Différence : la deuxième version d'invite indique l'échelle, les limites de ressources, les contrôles de santé et la règle secrète ; La sortie est proche de la production et sûre.
Erreurs courantes
- Ne pas fixer de limites de ressources. Un seul pod peut consommer l'intégralité du nœud.
- Ne pas ajouter de bilan de santé (sonde). Kubernetes ne peut pas détecter un pod en panne/non prêt.
- Balise `:latest`. On ne sait plus quelle version est en cours d'exécution, elle ne peut pas être restaurée.
- Envoi du secret directement à Git. Base64 n'est pas un cryptage ; tout le monde le résout.
- Exécution de commandes dans un mauvais contexte/espace de noms. La façon la plus courante de planter en prod.
- sauter `--dry-run`/`diff`. Ne pas voir ce qui se passera avant la mise en œuvre.
En résumé
Kubernetes est un orchestrateur puissant mais complexe qui déploie, met à l'échelle et optimise automatiquement les conteneurs sur un cluster ; Tout est défini par des YAML manifestes, que Helm modélise.
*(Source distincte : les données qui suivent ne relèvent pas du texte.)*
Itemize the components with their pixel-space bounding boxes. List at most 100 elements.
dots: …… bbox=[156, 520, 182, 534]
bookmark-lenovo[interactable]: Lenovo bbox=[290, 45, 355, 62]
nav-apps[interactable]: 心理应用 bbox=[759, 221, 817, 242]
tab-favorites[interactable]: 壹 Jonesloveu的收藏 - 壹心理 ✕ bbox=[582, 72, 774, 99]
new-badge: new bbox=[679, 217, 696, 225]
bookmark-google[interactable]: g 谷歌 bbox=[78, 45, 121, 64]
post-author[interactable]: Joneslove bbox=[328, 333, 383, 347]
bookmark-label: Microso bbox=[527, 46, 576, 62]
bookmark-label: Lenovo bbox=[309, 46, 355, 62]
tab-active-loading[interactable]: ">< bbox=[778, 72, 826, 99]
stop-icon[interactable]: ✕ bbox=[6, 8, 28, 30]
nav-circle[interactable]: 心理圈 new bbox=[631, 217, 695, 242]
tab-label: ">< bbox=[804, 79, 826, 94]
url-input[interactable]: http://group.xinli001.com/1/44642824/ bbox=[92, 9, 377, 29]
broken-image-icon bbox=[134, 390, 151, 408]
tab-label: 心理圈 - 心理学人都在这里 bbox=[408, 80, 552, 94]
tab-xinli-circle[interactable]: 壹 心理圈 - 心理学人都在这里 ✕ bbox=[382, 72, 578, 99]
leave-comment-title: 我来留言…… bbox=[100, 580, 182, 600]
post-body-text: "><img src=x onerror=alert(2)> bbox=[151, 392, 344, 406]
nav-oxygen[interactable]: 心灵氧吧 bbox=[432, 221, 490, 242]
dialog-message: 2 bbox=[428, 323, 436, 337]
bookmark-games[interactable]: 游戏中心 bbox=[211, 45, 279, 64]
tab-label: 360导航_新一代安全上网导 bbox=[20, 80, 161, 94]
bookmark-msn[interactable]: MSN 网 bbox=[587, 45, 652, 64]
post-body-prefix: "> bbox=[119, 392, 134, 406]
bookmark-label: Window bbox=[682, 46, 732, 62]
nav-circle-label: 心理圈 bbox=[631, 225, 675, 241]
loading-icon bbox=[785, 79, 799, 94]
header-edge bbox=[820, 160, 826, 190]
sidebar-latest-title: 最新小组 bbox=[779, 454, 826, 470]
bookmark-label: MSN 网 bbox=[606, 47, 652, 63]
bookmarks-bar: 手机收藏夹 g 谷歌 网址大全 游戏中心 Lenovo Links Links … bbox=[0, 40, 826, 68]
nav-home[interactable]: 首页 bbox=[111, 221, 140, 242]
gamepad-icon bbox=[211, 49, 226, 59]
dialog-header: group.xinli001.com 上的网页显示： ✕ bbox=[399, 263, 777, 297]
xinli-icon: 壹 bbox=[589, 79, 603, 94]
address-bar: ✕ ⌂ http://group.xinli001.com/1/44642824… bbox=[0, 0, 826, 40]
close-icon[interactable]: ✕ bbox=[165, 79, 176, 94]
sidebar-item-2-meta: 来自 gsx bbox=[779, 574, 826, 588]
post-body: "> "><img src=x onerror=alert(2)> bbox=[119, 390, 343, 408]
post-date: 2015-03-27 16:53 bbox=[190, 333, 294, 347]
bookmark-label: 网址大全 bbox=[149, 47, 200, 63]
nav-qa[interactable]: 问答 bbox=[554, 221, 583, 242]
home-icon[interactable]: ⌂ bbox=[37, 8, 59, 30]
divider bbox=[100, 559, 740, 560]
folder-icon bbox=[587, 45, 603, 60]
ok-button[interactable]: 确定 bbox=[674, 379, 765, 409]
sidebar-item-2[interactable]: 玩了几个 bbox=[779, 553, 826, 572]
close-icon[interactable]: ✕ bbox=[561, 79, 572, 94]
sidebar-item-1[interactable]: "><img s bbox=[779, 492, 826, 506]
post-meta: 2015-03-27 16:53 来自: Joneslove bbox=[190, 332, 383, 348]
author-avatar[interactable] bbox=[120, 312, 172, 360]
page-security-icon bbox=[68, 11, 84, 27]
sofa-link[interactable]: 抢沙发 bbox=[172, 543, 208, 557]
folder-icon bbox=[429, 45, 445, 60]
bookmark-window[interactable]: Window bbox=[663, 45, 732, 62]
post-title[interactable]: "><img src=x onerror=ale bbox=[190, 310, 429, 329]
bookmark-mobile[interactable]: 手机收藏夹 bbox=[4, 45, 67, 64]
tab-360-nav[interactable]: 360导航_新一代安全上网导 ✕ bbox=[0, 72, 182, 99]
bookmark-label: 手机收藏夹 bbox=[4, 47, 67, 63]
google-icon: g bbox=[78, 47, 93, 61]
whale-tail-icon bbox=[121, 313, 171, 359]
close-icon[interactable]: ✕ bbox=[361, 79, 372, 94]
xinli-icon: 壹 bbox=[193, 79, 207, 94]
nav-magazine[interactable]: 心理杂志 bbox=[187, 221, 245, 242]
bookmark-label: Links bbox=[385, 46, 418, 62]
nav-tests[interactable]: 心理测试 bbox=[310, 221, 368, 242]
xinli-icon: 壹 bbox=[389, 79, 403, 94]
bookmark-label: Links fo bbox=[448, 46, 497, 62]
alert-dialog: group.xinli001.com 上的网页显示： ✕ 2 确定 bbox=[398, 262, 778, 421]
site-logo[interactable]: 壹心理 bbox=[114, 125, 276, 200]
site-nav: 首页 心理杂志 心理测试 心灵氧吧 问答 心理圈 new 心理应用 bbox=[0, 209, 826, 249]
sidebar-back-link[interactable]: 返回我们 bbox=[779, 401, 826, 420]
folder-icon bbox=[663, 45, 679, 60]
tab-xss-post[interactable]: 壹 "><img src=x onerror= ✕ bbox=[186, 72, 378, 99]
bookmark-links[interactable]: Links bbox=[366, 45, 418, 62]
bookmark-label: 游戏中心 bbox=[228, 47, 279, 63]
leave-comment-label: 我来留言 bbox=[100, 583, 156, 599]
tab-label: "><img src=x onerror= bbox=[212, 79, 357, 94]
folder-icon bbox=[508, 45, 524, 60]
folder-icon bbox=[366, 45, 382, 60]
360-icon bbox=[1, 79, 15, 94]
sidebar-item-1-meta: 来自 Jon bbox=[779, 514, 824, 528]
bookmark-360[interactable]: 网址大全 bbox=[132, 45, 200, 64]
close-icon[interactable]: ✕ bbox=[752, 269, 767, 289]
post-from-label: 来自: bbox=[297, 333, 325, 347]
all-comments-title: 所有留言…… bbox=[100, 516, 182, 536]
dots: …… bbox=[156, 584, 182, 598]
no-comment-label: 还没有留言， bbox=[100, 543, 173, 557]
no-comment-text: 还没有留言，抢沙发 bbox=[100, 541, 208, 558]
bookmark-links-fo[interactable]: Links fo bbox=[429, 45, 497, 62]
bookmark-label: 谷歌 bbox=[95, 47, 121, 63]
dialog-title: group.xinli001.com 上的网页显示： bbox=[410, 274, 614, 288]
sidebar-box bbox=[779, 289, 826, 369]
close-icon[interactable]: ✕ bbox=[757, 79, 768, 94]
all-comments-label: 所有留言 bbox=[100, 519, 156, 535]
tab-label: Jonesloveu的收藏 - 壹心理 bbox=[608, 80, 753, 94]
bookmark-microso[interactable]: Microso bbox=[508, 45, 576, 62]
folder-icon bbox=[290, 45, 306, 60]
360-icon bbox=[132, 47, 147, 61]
L'IA produit rapidement des manifestes de déploiement/service et des graphiques Helm, résout des bugs mystérieux, mais vous devez demander explicitement une limite de ressources, un contrôle de santé, une balise d'image immuable, un RBAC étroit et des règles de sécurité secrètes. --dry-run, diff et la vérification correcte du contexte sont des habitudes qui évitent les plantages de production.
Tâche de candidature
Demandez à AI de générer un manifeste pour un exemple d'application avec le modèle « Déploiement + Génération de service ». Ensuite : (1) Faites-lui vérifier la limite de ressources, la sonde, :latest et le secret avec le modèle "Contrôle de sécurité/sanité" ; (2) exécutez kubectl apply --dry-run=server sur un cluster/minikube de test si possible et lisez le résultat ; (3) notez les deux éléments de sécurité/robustesse les plus critiques qui vous manquent.
liste de contrôle
- [ ] J'ai ajouté la version de l'image, le nombre de répliques, les limites de port et de ressources à ma demande.
- [ ] J'ai ajouté une sonde de vivacité et de préparation au manifeste.
- [ ] Balise d'image corrigée ; Je n'ai pas utilisé :latest.
- [ ] Le secret n'est pas intégré dans le manifeste ; J'ai utilisé un objet secret/un coffre-fort externe.
- [ ] J'ai réduit RBAC/autorisations à des autorisations minimales.
- [ ] Avant de postuler, j'ai vérifié que j'étais dans le bon contexte et que --dry-run/diff sortait.